I candidati potranno avvalersi del diritto di cui all’art. 46
D.P.R. 28 dicembre 2000, n. 445 (autocertificazione)
limitatamente alla certificazione del conseguimento della
laurea in giurisprudenza.
I candidati hanno facoltà di produrre dopo la scadenza del
termine stabilito per la presentazione delle domande, ma non
oltre i venti giorni (24 novembre 2010) precedenti a quello
fissato per l’inizio delle prove scritte, il certificato di cui
al n. 4 lett. b) del presente articolo.
Il termine perentorio di cui sopra sarà da
considerarsi osservato solo se il certificato perverrà -e non
sarà meramente spedito- alle Corti di Appello entro il termine
stesso, al fine di consentire alle commissioni il rispetto del
termine previsto dall’art. 17 R.D. 22 gennaio 1934, n. 37.

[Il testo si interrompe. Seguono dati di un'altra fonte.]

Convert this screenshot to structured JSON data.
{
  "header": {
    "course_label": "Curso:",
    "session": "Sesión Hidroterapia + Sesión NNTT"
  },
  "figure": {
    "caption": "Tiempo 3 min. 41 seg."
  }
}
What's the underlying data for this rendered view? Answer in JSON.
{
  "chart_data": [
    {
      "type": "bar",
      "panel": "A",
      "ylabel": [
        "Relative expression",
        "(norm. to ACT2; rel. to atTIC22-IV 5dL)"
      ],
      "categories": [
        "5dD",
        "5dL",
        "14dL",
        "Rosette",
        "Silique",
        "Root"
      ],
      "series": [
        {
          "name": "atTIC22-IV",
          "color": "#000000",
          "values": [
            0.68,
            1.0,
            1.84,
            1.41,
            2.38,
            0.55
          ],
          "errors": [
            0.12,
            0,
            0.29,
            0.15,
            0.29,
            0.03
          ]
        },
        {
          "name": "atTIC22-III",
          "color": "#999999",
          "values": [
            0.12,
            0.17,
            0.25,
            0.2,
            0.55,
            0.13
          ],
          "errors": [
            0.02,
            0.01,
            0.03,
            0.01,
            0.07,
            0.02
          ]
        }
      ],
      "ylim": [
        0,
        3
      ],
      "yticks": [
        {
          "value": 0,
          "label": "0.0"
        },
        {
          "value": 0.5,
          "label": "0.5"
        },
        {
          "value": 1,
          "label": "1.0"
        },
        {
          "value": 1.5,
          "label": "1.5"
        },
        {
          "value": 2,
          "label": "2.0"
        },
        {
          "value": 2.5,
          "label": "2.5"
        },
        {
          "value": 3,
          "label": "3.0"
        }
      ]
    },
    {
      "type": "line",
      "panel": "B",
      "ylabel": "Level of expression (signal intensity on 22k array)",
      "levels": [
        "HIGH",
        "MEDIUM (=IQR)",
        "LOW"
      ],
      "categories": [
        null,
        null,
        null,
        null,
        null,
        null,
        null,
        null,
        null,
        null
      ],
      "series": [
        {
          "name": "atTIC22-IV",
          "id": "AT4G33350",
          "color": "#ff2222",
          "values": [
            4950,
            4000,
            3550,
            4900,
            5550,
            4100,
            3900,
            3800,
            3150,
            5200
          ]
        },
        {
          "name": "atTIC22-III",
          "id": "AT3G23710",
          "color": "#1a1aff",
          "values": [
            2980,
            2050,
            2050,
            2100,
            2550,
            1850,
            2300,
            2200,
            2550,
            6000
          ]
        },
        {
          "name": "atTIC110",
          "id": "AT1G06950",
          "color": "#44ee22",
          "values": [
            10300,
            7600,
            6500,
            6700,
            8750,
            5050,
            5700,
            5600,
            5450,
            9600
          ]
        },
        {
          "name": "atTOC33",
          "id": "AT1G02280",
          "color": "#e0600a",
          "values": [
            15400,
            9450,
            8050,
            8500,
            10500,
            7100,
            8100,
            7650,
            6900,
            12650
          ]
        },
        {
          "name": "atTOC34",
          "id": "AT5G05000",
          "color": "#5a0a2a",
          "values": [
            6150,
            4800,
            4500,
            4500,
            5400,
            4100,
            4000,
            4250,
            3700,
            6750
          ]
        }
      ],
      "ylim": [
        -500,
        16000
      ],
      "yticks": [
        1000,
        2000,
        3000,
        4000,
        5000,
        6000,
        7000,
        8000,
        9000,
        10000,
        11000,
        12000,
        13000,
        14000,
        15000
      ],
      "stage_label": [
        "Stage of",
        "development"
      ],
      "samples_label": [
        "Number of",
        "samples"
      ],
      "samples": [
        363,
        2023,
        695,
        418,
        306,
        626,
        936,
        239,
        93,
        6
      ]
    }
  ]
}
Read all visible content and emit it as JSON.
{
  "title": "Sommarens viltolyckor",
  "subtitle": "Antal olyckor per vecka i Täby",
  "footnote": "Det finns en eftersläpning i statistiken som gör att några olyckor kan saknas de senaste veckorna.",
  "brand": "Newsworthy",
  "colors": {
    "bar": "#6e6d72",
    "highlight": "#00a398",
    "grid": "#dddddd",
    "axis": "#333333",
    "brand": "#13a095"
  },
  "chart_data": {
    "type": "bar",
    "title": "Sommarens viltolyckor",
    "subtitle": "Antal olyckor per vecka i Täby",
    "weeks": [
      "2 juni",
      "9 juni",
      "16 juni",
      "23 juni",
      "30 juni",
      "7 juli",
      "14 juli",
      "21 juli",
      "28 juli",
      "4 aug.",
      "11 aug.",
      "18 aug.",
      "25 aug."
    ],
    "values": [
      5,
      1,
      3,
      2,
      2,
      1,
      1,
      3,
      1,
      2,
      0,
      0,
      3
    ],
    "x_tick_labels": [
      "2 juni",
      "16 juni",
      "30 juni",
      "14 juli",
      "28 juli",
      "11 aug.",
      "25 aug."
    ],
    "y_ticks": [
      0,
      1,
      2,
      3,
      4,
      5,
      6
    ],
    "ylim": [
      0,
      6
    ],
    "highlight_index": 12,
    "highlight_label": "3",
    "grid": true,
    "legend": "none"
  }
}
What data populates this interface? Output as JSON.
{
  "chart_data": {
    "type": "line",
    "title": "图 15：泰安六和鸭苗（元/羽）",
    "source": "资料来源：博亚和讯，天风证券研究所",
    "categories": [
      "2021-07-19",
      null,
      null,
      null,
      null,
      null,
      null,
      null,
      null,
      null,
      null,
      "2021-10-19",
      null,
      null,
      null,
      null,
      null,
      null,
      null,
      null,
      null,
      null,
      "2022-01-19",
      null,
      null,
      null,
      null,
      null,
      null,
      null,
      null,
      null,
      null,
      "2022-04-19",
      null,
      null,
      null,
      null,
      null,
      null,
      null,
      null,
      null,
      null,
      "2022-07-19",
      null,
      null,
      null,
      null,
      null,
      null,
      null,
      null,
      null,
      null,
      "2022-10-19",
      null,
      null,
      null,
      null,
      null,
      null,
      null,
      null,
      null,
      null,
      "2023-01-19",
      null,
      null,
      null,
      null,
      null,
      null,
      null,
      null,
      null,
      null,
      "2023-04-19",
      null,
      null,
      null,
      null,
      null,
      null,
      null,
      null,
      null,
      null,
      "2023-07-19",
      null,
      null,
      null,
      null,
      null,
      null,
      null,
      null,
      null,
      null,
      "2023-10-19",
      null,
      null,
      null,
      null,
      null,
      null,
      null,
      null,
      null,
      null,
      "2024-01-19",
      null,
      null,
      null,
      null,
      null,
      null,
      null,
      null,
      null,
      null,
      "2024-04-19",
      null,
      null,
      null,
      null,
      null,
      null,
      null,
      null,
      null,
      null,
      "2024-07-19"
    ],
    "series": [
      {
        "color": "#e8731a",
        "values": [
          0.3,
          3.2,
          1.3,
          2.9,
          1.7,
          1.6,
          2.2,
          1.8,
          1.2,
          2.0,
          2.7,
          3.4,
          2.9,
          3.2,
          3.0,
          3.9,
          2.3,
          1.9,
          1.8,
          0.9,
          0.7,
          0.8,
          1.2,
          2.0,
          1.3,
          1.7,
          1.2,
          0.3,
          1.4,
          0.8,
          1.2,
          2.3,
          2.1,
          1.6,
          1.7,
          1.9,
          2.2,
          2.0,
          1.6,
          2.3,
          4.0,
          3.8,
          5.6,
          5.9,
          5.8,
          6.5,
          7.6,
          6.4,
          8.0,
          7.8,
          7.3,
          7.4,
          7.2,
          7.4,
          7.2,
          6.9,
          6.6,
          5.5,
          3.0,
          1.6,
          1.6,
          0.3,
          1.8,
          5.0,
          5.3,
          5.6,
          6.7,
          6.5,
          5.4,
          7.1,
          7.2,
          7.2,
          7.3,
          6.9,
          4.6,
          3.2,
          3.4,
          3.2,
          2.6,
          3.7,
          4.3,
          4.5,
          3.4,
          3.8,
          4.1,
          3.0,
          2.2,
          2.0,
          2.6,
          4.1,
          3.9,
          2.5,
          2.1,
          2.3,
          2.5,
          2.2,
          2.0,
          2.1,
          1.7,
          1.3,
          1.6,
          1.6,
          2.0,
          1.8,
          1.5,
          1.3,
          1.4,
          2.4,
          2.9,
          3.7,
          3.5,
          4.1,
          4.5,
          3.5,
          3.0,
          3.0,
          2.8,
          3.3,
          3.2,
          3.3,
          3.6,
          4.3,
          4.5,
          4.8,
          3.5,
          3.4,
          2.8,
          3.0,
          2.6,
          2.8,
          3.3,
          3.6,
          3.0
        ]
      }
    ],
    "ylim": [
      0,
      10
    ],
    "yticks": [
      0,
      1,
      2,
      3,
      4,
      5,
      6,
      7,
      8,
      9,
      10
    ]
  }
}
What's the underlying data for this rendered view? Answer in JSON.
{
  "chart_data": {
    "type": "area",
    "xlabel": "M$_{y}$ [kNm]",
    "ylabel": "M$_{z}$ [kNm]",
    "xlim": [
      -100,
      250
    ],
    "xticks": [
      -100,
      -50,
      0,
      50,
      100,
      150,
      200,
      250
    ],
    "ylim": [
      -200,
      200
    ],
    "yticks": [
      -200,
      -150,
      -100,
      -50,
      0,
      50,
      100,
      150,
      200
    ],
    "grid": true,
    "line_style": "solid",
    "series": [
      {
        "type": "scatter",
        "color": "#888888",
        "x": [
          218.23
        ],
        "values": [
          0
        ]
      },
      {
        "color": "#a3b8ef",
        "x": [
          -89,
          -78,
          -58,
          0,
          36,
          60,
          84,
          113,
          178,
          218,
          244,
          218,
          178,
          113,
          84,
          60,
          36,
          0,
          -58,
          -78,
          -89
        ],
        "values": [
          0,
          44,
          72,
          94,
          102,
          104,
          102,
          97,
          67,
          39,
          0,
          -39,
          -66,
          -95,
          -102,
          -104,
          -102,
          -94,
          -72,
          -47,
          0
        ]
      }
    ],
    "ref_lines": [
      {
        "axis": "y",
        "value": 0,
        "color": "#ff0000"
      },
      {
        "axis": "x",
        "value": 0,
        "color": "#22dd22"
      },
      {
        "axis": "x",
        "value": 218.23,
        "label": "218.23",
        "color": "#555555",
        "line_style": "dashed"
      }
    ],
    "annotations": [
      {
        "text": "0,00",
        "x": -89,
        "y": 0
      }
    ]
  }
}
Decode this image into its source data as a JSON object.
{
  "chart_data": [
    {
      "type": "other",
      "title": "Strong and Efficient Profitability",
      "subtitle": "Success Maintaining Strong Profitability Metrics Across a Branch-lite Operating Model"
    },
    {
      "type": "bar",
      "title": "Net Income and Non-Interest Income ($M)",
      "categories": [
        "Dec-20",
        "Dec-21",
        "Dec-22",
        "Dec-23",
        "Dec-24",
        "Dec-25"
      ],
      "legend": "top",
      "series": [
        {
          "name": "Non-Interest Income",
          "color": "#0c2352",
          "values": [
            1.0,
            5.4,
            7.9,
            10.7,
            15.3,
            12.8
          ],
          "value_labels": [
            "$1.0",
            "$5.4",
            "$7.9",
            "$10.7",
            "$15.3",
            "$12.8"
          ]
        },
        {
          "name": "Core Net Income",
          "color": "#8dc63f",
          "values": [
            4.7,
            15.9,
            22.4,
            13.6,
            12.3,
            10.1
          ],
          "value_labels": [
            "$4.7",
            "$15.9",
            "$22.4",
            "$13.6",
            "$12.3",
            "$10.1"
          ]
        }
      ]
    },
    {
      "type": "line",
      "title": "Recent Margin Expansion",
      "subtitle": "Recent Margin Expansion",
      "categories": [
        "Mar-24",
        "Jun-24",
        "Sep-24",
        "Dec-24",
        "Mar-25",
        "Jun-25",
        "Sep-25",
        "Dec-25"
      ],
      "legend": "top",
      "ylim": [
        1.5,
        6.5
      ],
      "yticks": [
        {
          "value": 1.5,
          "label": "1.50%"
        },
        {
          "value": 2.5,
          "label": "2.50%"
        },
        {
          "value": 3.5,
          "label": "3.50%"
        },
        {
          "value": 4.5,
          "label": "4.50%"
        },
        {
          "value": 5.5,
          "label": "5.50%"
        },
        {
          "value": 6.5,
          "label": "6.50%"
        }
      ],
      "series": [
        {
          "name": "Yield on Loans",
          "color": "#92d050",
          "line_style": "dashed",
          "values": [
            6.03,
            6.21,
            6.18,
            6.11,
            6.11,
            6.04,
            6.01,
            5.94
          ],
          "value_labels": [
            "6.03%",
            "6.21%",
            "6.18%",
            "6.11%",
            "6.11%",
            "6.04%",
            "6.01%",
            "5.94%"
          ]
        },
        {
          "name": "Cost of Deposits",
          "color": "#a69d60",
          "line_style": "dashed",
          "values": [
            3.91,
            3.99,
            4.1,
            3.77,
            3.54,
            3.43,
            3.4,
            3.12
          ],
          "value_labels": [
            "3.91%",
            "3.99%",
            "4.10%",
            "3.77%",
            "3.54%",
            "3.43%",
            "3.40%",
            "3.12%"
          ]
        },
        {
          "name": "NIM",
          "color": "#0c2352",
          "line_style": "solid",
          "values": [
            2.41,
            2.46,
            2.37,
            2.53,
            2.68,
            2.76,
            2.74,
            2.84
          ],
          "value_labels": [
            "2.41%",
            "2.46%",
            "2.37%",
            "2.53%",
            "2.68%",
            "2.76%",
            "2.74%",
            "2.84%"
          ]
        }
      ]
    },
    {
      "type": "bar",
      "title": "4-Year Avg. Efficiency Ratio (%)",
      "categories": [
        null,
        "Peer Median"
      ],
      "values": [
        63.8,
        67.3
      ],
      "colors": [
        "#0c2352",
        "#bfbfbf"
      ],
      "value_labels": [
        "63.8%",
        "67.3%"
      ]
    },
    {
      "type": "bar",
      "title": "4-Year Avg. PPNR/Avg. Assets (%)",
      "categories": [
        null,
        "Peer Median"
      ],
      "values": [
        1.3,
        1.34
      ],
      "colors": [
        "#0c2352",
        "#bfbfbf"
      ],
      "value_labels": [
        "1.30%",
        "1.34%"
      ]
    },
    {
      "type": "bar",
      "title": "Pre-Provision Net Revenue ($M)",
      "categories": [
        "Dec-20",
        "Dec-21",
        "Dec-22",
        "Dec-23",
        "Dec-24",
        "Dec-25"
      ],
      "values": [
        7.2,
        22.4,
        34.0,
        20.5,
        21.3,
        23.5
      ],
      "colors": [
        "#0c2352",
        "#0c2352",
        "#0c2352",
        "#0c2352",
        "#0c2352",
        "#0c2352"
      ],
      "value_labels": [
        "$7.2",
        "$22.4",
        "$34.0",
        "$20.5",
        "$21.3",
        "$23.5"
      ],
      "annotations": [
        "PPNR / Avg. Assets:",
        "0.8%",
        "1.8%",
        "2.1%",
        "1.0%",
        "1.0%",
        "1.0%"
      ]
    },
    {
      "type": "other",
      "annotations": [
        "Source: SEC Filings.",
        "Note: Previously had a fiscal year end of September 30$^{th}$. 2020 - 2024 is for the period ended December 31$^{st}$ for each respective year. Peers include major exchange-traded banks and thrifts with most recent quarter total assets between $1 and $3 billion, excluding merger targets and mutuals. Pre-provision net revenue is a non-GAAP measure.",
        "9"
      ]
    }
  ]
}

Coloro che si trovano nelle condizioni previste nell’art.18,
comma secondo, del R.D.L. 27 novembre 1933, n. 1578 debbono
presentare, in luogo del documento di cui al n. 4 lett. b) del
presente articolo un certificato dell’Amministrazione presso la
quale hanno prestato servizio, che comprovi il requisito
prescritto.
Per coloro che abbiano ricoperto la carica
di vice pretori onorari, per i vice procuratori onorari e per i
giudici onorari di tribunale, nel certificato saranno indicati
le sentenze pronunciate, le istruttorie e gli altri affari
trattati.
Art. 5
I cittadini della provincia di Bolzano hanno facoltà di usare
la lingua tedesca nelle prove dell’esame per l’iscrizione negli
albi degli Avvocati che si terranno presso la Sezione
distaccata in Bolzano della Corte di Appello di Trento.
Art. 6
Ciascuno dei cinque commissari d’esame dispone di dieci punti
di merito per ogni prova scritta e per ogni materia della prova
orale e dichiara quanti punti intende assegnare al
candidato.
Sono ammessi alla prova orale i candidati che abbiano
conseguito, nelle tre prove scritte, un punteggio complessivo
di almeno 90 punti e con un punteggio non inferiore a 30 punti
per almeno due prove.
Sono considerati idonei i candidati che ricevono un punteggio
complessivo per le prove orali non inferiore a 180 punti ed un
punteggio non inferiore a 30 punti per almeno cinque prove.
Art. 7
I candidati portatori di handicap devono indicare nella domanda
l’ausilio necessario in relazione all’handicap nonchè
l’eventuale necessità di tempi aggiuntivi.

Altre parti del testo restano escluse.